Gerekli önlemlerin alınması için daha ne beklenmektedir? Şiddete daha ne kadar seyirci kalınacaktır? Hekim, hemşire, ebe, teknisyen, idari memur, sağlık işçisi, bu ülkenin tüm sağlık emekçileri olarak bizler şiddete, şiddeti özendiren tüm politikalara karşıyız. Sağlıkta şiddet, genel şiddet ikliminden, siyasetçilerin şiddet üreten politikalarından da ayrı düşünülemez. Özellikle son yaşanan olaylarda erkek hastalar tarafından kadın sağlık çalışanlarına yönelik art arda gelen saldırılara tanıklık ediyoruz, elbette bunların tesadüf olmadığını, toplumsal cinsiyet eşitsizliğiyle ilişkili olduğunu biliyoruz.
Bir yandan kadına yönelik şiddete dur demek için İstanbul Sözleşmesi’ni savunurken; diğer yandan sağlık çalışanlarına yönelik şiddetin sonlanması için etkili ve caydırıcı yasaların çıkması için mücadele veriyoruz.
Artık şiddet doğuran sağlık sisteminde, güvensiz işyerlerinde çalışmak istemiyoruz. Birimizin daha aramızdan alınmasına tahammülümüz yok. . Özcesi bu sistemin kendisi şiddeti doğurmaktadır. Sağlık emekçilerinin haklarını ve halkın sağlık hakkını koruyup geliştirecek başka bir sağlık sistemi mümkündür. Bu sistemi inşa edinceye kadar mücadeleye devam edeceğiz.

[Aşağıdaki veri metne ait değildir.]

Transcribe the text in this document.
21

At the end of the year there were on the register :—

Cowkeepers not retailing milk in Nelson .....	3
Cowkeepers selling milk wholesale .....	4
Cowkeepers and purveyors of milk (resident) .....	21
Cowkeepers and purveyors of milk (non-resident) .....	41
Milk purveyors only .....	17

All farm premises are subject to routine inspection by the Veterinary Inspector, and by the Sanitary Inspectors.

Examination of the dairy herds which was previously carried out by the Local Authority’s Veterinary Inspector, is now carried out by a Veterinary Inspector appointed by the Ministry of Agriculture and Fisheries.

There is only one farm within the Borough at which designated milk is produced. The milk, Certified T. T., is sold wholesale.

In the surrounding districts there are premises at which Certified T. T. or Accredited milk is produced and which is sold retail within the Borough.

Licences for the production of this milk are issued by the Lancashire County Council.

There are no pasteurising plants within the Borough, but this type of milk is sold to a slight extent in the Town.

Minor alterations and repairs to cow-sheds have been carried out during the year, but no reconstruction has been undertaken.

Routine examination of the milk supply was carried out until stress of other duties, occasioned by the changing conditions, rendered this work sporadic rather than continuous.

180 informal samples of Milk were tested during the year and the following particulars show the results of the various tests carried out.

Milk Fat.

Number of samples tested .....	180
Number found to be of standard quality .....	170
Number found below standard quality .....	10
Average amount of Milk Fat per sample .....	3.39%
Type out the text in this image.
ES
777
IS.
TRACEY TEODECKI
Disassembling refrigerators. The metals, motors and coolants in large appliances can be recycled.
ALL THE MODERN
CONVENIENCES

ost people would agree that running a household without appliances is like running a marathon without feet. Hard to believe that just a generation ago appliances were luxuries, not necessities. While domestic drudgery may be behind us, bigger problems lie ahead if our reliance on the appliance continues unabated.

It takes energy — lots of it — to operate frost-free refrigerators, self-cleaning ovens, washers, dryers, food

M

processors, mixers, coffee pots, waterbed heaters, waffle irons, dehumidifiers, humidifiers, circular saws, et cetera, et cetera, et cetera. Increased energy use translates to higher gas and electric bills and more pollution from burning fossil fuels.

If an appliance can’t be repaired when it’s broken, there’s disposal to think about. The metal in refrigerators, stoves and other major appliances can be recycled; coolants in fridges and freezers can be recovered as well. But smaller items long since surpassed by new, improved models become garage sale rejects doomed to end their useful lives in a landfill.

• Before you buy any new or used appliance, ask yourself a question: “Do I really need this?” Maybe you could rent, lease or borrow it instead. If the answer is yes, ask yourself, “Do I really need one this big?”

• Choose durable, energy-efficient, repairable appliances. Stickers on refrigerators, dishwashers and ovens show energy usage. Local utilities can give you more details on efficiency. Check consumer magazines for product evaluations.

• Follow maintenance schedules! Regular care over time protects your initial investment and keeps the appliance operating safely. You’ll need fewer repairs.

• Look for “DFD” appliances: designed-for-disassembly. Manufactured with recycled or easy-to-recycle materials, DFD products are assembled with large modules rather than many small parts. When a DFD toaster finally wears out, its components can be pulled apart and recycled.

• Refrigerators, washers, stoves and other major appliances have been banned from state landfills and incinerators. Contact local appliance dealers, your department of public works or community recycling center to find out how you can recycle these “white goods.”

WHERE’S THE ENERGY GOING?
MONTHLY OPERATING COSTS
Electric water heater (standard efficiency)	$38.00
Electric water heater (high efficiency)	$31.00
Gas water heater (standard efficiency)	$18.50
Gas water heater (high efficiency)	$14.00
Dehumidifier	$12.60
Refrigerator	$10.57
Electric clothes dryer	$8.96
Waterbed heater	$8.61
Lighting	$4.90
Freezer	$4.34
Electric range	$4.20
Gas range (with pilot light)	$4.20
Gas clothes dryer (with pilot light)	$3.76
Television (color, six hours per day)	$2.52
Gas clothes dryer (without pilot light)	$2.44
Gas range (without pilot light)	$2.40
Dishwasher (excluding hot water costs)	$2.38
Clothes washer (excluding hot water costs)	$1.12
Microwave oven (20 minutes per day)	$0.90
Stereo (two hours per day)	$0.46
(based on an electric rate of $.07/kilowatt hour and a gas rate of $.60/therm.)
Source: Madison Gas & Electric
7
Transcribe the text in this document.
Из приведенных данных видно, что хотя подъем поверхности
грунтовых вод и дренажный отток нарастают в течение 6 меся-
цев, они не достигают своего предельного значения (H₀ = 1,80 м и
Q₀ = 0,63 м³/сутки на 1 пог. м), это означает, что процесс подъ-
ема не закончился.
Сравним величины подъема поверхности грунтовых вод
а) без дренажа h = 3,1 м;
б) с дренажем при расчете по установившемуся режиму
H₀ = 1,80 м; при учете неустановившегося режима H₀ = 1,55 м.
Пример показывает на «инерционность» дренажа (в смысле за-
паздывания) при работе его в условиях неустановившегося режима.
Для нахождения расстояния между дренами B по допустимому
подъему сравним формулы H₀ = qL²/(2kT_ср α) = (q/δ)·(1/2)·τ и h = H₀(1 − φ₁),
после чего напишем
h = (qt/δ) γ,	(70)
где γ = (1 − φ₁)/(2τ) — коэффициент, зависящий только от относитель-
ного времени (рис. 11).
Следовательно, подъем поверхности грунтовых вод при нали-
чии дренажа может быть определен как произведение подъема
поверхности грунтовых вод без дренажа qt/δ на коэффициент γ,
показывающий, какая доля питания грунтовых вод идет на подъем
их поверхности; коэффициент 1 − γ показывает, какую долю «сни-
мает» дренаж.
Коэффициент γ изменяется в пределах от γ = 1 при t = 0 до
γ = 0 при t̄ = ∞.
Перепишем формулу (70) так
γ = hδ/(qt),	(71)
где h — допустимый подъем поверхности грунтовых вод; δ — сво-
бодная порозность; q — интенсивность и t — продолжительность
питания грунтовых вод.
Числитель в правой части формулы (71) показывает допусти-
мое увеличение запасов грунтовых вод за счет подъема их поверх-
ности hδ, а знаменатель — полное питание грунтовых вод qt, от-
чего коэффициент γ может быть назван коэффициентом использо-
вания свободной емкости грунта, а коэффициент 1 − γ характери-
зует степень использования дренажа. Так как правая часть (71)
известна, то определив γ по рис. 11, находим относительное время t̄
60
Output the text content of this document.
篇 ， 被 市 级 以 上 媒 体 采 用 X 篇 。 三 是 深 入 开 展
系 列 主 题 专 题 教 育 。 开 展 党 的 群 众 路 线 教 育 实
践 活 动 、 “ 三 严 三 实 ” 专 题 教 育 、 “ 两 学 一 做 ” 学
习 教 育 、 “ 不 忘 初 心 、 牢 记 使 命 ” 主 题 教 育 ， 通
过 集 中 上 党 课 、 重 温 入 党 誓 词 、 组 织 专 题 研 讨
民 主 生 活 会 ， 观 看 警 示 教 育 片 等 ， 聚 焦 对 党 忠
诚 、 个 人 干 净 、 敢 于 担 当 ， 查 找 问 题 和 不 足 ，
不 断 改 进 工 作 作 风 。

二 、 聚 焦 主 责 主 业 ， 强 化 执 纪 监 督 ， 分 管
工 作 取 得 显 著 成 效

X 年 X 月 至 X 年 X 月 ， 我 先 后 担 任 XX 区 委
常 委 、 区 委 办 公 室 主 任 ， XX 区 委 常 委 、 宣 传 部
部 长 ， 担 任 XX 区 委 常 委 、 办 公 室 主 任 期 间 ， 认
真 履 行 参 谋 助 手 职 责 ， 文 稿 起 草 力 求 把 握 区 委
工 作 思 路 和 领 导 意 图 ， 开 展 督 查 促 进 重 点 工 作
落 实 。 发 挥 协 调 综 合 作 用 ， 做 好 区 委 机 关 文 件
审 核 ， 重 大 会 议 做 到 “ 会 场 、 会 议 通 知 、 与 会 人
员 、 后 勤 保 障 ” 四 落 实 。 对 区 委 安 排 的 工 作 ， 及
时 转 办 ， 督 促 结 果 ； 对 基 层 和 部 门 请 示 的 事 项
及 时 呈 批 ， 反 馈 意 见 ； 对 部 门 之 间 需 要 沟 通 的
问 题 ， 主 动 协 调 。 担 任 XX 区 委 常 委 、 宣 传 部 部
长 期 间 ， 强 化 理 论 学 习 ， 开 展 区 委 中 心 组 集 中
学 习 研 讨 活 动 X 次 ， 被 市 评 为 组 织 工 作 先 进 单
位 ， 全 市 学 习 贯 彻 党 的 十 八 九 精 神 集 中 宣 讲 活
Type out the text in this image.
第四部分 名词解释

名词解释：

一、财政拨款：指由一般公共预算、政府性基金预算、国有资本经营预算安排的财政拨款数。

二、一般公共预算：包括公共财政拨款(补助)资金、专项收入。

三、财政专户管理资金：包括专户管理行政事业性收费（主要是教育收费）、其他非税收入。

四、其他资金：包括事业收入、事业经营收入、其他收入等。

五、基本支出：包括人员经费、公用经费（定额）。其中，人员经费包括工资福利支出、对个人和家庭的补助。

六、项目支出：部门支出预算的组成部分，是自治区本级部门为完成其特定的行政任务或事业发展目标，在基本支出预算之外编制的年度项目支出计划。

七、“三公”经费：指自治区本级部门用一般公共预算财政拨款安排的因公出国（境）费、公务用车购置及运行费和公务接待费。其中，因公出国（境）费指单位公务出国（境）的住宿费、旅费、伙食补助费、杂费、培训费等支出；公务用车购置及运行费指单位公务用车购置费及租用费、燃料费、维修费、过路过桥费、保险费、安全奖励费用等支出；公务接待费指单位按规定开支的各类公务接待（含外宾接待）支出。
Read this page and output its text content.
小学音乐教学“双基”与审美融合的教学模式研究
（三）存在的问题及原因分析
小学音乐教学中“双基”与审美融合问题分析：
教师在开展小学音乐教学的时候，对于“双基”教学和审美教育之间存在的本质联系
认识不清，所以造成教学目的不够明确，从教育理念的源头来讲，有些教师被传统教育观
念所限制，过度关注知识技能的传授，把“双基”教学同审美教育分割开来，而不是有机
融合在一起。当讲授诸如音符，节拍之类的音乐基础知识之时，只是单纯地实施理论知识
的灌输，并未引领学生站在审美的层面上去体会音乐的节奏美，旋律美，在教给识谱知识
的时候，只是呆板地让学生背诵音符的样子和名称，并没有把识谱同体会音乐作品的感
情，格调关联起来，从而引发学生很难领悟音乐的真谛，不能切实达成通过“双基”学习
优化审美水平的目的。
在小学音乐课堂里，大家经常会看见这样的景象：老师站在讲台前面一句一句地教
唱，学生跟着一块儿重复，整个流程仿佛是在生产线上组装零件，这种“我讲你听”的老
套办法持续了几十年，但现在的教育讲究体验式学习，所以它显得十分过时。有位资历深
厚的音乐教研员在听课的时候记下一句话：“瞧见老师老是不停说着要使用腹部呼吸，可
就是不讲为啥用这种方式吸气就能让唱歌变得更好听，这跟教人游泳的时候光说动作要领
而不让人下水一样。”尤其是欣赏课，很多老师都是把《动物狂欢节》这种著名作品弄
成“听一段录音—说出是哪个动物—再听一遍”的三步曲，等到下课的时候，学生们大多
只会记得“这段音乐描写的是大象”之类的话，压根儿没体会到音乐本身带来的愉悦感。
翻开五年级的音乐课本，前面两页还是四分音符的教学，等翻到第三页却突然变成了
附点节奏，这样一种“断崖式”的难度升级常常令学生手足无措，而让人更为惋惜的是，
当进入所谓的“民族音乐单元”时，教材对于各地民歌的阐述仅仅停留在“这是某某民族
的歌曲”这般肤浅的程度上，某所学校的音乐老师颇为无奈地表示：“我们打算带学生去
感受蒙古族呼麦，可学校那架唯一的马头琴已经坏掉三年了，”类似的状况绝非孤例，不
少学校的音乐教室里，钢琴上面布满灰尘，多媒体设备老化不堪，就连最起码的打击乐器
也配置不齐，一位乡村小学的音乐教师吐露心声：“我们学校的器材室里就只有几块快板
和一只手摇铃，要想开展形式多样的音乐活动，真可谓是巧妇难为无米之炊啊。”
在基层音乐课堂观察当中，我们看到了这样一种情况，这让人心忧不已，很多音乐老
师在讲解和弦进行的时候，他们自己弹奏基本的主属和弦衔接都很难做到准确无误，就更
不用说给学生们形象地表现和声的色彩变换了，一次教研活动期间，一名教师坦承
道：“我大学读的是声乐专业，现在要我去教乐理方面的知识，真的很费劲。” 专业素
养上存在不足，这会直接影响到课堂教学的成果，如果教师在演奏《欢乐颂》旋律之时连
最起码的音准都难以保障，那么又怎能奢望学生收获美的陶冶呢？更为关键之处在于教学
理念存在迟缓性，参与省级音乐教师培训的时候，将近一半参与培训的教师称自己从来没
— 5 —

Sağlıkta şiddetle mücadeleden geri adım atmayacağız. Şiddetle yüz yüze kalan tüm sağlık emekçilerine sahip çıkmaktan vazgeçmeyeceğiz.
Taleplerimiz;
Sağlıkta şiddetin ana kaynağı olan neoliberal sağlık politikalarından derhal vazgeçilmesini,
Sağlıkta şiddet için hazırladığımız yasa tasarısının eksiksiz olarak TBMM tarafından kabul görmesi ve etkili şekilde uygulanması,
Sağlık kurumlarında şiddeti önleyecek fiziksel değişiklikler yapılmasını, güvenli işyerleri oluşturulmasını,
Tüm işyerlerinde kadına karşı şiddeti önleme mekanizmaları için etkin politikalar uygulanmasını,
İstanbul Sözleşmesi’nin yeniden yürürlüğe konup etkili bir şekilde uygulanmasını,
İş yaşamında şiddet ve tacize karşı ILO 190 Sözleşmesinin imzalanmasını talep ediyoruz.
Çalışırken ölmek istemiyoruz, yaşamak, yaşatmak istiyoruz” dedi.